Thus, I think, (a) is all we need, and we need that.
If one does not want to think about call/cc, it helps to make the implicit continuations explicit:
(define impure*
(lambda (cont proc*)
(let ((x 1))
(proc
(lambda vals
(proc
(lambda vals
(set! x (+ x 1)
(cont))
x))
x))))
Here, one sees explicitly how `impure*` returns a procedure that assigns to a variable (that is not free in that procedure's body).
Marc
On Sun, Sep 11, 2022 at 3:32 AM Marc Nieper-Wißkirchen <
xxxxxx@gmail.com> wrote:
> I prefer what I've said in the document, as I don't understand all the
> implications of what you've written here.
>
> Brad
Can you be more precise about what you don't understand what I have
written? Unless I have written nonsensical stuff (which, alas, happens
from time to time), I should be able to explain it.

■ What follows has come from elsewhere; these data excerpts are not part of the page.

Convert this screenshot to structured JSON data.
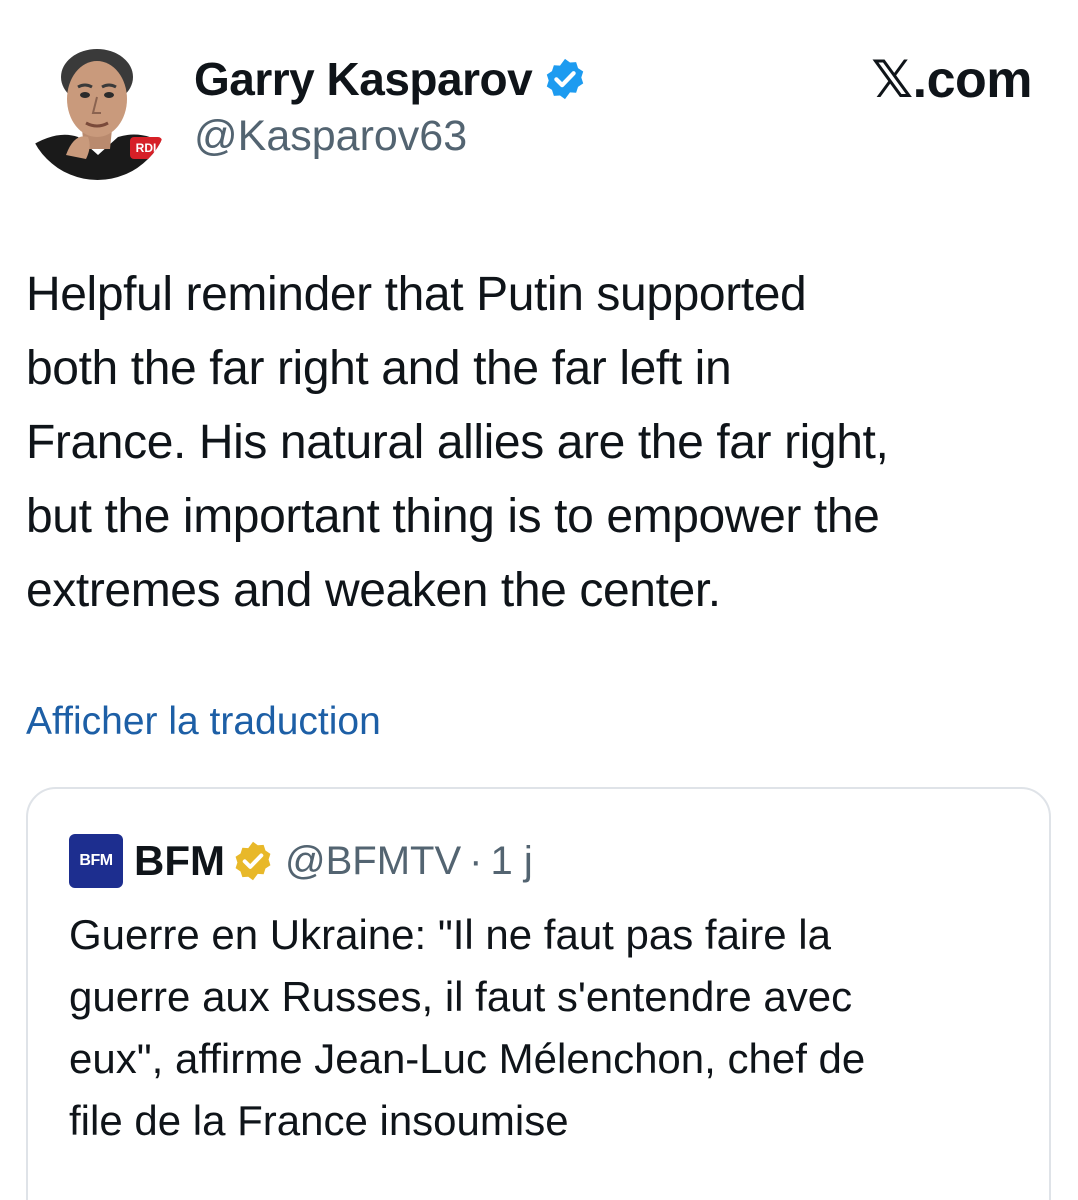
{
  "author": {
    "name": "Garry Kasparov",
    "handle": "@Kasparov63",
    "avatar_badge": "RDI",
    "verified_color": "#1d9bf0"
  },
  "site_label": "𝕏.com",
  "tweet_lines": [
    "Helpful reminder that Putin supported",
    "both the far right and the far left in",
    "France. His natural allies are the far right,",
    "but the important thing is to empower the",
    "extremes and weaken the center."
  ],
  "translate_link": "Afficher la traduction",
  "quoted_tweet": {
    "logo_text": "BFM",
    "name": "BFM",
    "handle": "@BFMTV",
    "separator": "·",
    "time": "1 j",
    "badge_color": "#e8b829",
    "lines": [
      "Guerre en Ukraine: \"Il ne faut pas faire la",
      "guerre aux Russes, il faut s'entendre avec",
      "eux\", affirme Jean-Luc Mélenchon, chef de",
      "file de la France insoumise"
    ]
  },
  "colors": {
    "link": "#1d5fa6",
    "secondary_text": "#536471",
    "card_border": "#dfe3e8"
  }
}
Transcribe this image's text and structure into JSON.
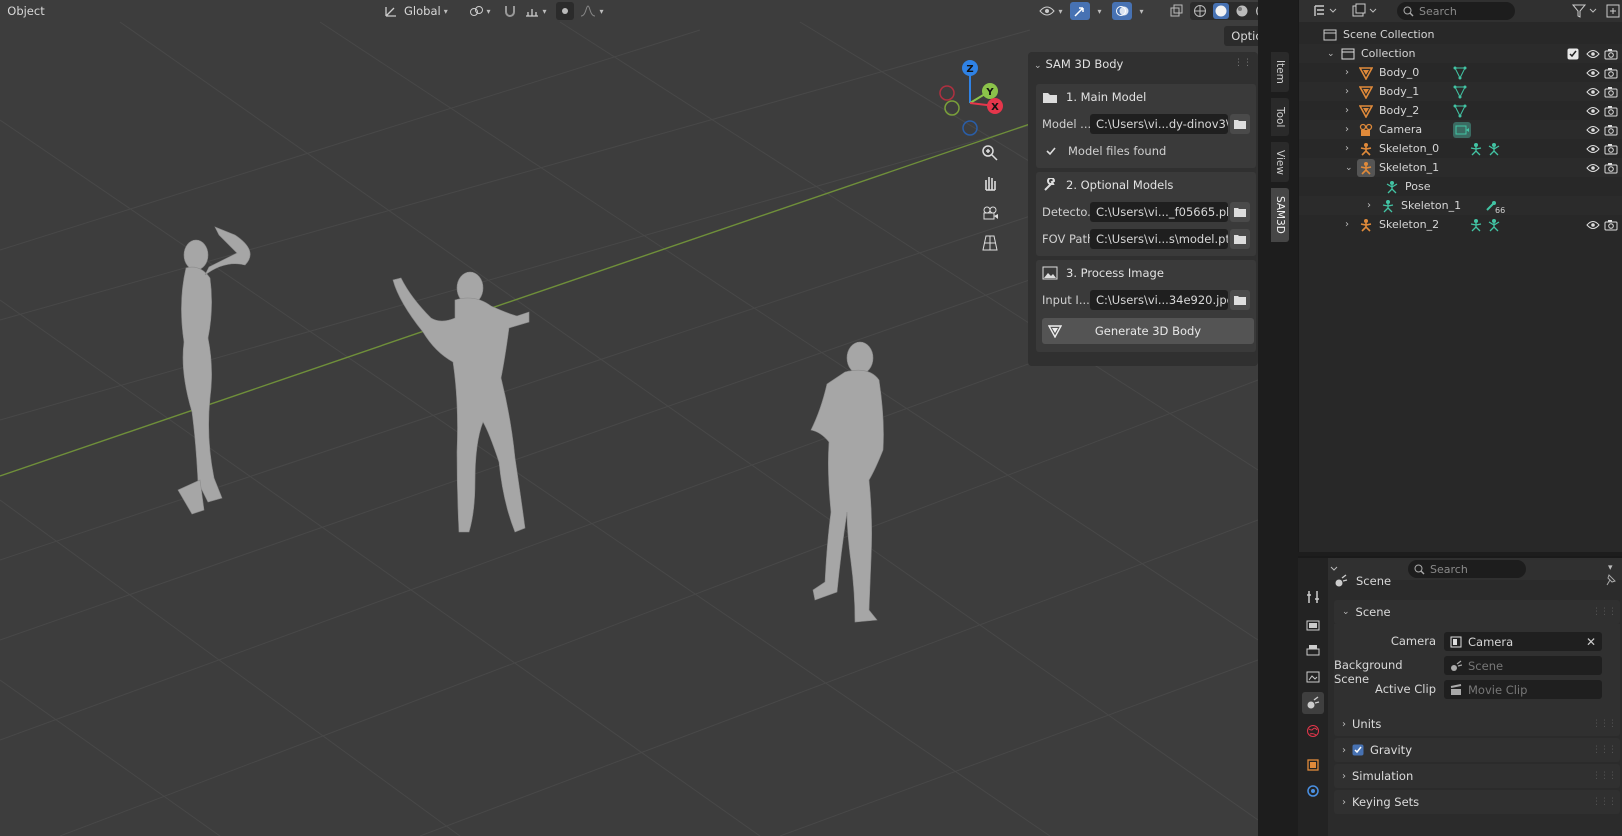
{
  "viewport_header": {
    "mode": "Object",
    "orientation": "Global",
    "options": "Options"
  },
  "gizmo": {
    "z": "Z",
    "y": "Y",
    "x": "X"
  },
  "side_tabs": [
    "Item",
    "Tool",
    "View",
    "SAM3D"
  ],
  "sam_panel": {
    "title": "SAM 3D Body",
    "main_model": {
      "heading": "1. Main Model",
      "label": "Model ...",
      "value": "C:\\Users\\vi...dy-dinov3\\",
      "status": "Model files found"
    },
    "optional_models": {
      "heading": "2. Optional Models",
      "detector_label": "Detecto...",
      "detector_value": "C:\\Users\\vi..._f05665.pkl",
      "fov_label": "FOV Path:",
      "fov_value": "C:\\Users\\vi...s\\model.pt"
    },
    "process_image": {
      "heading": "3. Process Image",
      "input_label": "Input I...",
      "input_value": "C:\\Users\\vi...34e920.jpg",
      "generate_label": "Generate 3D Body"
    }
  },
  "outliner": {
    "search_placeholder": "Search",
    "scene_collection": "Scene Collection",
    "rows": [
      {
        "label": "Collection"
      },
      {
        "label": "Body_0"
      },
      {
        "label": "Body_1"
      },
      {
        "label": "Body_2"
      },
      {
        "label": "Camera"
      },
      {
        "label": "Skeleton_0"
      },
      {
        "label": "Skeleton_1"
      },
      {
        "label": "Pose"
      },
      {
        "label": "Skeleton_1",
        "badge": "66"
      },
      {
        "label": "Skeleton_2"
      }
    ]
  },
  "properties": {
    "search_placeholder": "Search",
    "context": "Scene",
    "section_scene": "Scene",
    "camera_label": "Camera",
    "camera_value": "Camera",
    "background_label": "Background Scene",
    "background_placeholder": "Scene",
    "clip_label": "Active Clip",
    "clip_placeholder": "Movie Clip",
    "sections": [
      "Units",
      "Gravity",
      "Simulation",
      "Keying Sets"
    ]
  },
  "colors": {
    "accent_blue": "#4772b3",
    "teal_icon": "#42c4a4",
    "orange_icon": "#e08a3a",
    "x_red": "#e5364b",
    "y_green": "#8bc34a",
    "z_blue": "#2f82e5"
  }
}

I think the point is that a pure (or referentially transparent) procedure is one that does not visibly mutate (a) any location in the store and (b) any variable that is free in its body. Thus:
(define wrapper ()
(let ((victim '(1 . 2)))
(define (pure) 46)
(define (impure-a)
(set-car! victim 32)
32)
(define (impure-b)
(set! victim #f)
(pure)
(pure)
(impure-a)
(impure-b))